I know it has been while since my last blog. Though I have added a few post since then to the Facebook page, I haven't had it in me to post a blog. As I said in my last blog, Grief is a funny thing. At moments I want to talk about her all I can, and yet other times I try to shut every thought out of my mind and escape the reality of the loss, if only for a moment. However, I can't let this week go by without talking about my girl.
We have faced some firsts since we lost her in October. My birthday was the very next week. I pretended it wasn't. I even changed my birthday on Facebook so no one would send me "Happy Birthday" messages. I wasn't ready to be happy. And that birthday was everything but happy for me. Our first Halloween, one of Ella's favorite times of the year. Our first Thanksgiving and Christmas season. None of it has been easy.
As we faced our first New Year without her, I felt a heavy weight on my chest. I can't even find the words to describe it, but what is typically a time of looking forward to the future with great expectations and hopes now seemed very gloomy and hopeless. Emotions were, and are still, a rollercoaster. You never know when your heart is going to overflow with a rush of emotions that you cannot physically hold back any longer.
I've gotten pretty good at putting on "the face" now. But, this blog is my honest place.....so, I must admit that behind the forced smile and common pleasantries I am sad. I can laugh at a good joke. I can appreciate a conversation. I can enjoy time with my family. But, the sadness never leaves. I'm learning to suppress it when I must, but strangely it has become a companion to me. At this point, it's hard to imagine not feeling this way again.
Before this gets too dark and dreary, I want to also explain that my sadness drives me to help others not feel the way I do. It makes me mindful of the fact that all around me there are people who feel like me. The difference is that I have a hope and a joy that is not dictated by worldly circumstances. I can feel sad, but my spirit is joyful because of my faith in Christ, and I want to share THAT joy with as many people as I can before the day I see Ella again. Which brings me to another first that we are facing this week; Ella's birthday.
March 1, 2006 God gave us a beautiful gift, Ella Kate. She was one of the 4 most beautiful babies I've ever laid eyes on, and she just became more beautiful throughout our decade with her. From her dark chocolate eyes to her bashful smile, and from her outwardly shy personality to her high energy desire to be the diva of our home, Ella has always been a special kid. My kids would tell you Ella got special attention from us, and they'd be right. As a parent, it's impossible to treat every kid exactly the same. Sure you have rules they all abide by, but Ella demanded extra attention. She craved it and needed it, and all of us who lived with her knew that. It's really one of the things that set her apart, and it's also what she gave to others.

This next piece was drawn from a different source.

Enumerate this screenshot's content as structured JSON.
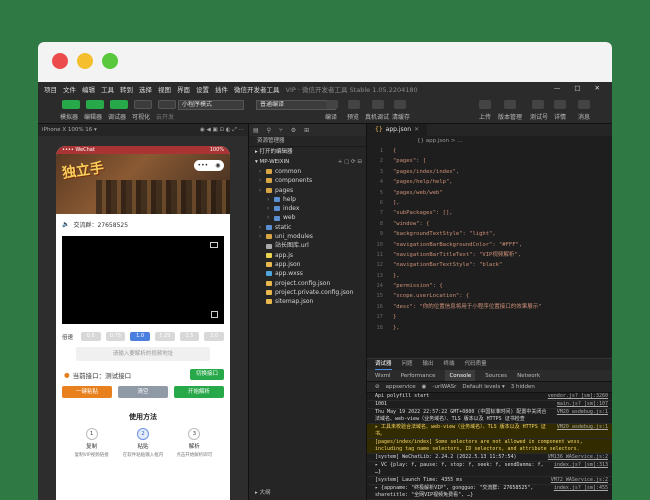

This Wednesday, March 1st, we want to honor the gift that God gave us. We are choosing to do that by living out what Ella taught us. If you have love, share it. If you have time, give it. We have both and we are going to show Acts of Kindness in every way we can on her birthday, and beyond. But, that's not all.....we want to celebrate it with YOU.
This is a picture of Ella serving at Golden Harvest Foodbank in Augusta, GA. When I do something for someone else I feel Christ in me, and Ella all around me. So, we are asking everyone who reads this blog and beyond to do an Act of Kindness wherever you are. This is how we can share her with others.
Be creative. Just show love. Just be kind. But what makes this a celebration is sharing it together. Post pictures of your Act of Kindness on Facebook. Or, post a status to let us all know what you did and what happened. You may encourage others to do the same. Make sure when you post it you use #forella. That's how everyone can see all the things being done to celebrate Ella and the gift she was to this world.
You are an encouragement to our family. We know you have your own lives and problems, heartaches and celebrations, but you have chosen to walk through this with us. We are so grateful and find the strength to face each day because of people just like you. So, go share that love with others this Wednesday and let us hear about it Go Green on Wednesday, and let's change the world with one Act of Kindness at a time!